OCaml is an amazing programming language to write industrial strength libraries and systems. At Jane Street we use it for literally all of our production systems, including for FPGA design, web development, and even machine learning.
However, for certain tasks we have found a different workflow to be highly effective: using Python with its lightweight syntax and huge ecosystem of libraries (numerical analysis, plotting, machine learning etc) inside a Jupyter notebook. This workflow is very convenient for iterating quickly, especially if the code is only meant to be run once. This often happens in quantitative research where one wants for example to quickly load a time series from a csv file, plot it, and compute some variance or correlation metrics using NumPy.
However it is crucial for us to be able to reuse our existing OCaml services and systems in this workflow. So we created a way to expose the services of our OCaml systems to Python users. Importantly, we want this to work in a way that the OCaml developers of those systems can create the Python bindings without requiring a deep understanding of Python itself. In our solution we provide transparent access for Python users to these systems by building on pyml which provides OCaml bindings to the Python C API.
In this blog post, we discuss how OCaml libraries can be called from Python as well as the other way around. We leverage pyml to write bindings that wrap functions from one language so that they can be used in the other. We introduce a ppx extension and a library to make writing such bindings easier. And finally we show how all this can be used to allow both Python and OCaml code to run in the same notebook and seamlessly exchange values between the two worlds. In the screenshot below an OCaml function is used to evaluate a Reverse Polish Notation expression and this function is called from Python. You can try this in your web browser either using Google Colab, or with binder.
Calling Python from OCaml
First, let us look at how to call python code from OCaml. This is not our primary use case but it nicely demonstrates the pieces involved.

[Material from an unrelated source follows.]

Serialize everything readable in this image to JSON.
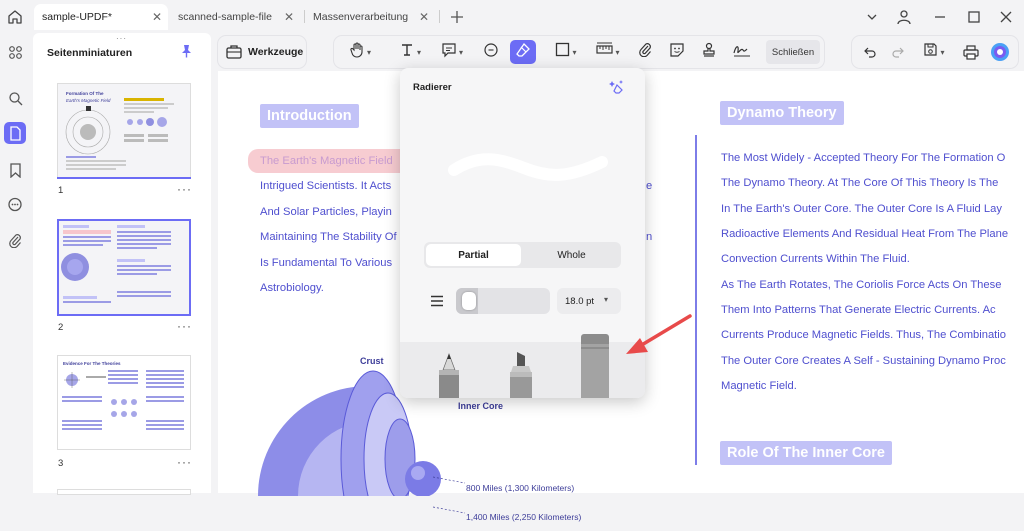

The pyml library provides OCaml bindings to the Python C API. Using these bindings, the OCaml code can start the Python runtime and interact with it by building Python values or modules, calling methods, etc. Below is a simple example using Python to concatenate some strings.
let () =
(* Initialize the Python runtime. *)
Py.initialize ();
(* Create a Python object for the string "-". *)
let sep = Py.String.of_string "-" in
let foobar =
(* Call the .join method on the sep object with a single
argument that is a list of two strings. *)
Py.Object.call_method
sep
"join"
[| Py.List.of_list_map Py.String.of_string [ "foo"; "bar" ] |]
(* Convert the result back to an OCaml string. *)
|> Py.String.to_string
in
Printf.printf "%s\n" foobar
The type for Python values is called pyobject
. An OCaml string can be converted to such
an object via Py.String.of_string
. The resulting pyobject
can be converted back to
an OCaml string via Py.String.to_string
.
If the argument given to this last function happens not to be a Python string, an exception is raised at runtime. E.g. the following code compiles correctly but raises an exception when run:
let () =
ignore (Py.String.to_string (Py.Int.of_int 42) : string)
The exception is raised in the Python runtime, caught by pyml, and converted to an OCaml exception. It is pretty useful in this context as it provides some details about what went wrong.
Failure "Type mismatch: String or Unicode expected. Got: Long (42)".
It is even possible to run some Python code using Py.Run.eval
. This
evaluates a string containing a Python expression and returns the result as a pyobject
.
For example the following bit of OCaml code properly returns the integer 285.
Py.Run.eval "sum([n*n for n in range(10)])" |> Py.Int.to_int
Various other examples can be found in the readme of the pyml GitHub repo.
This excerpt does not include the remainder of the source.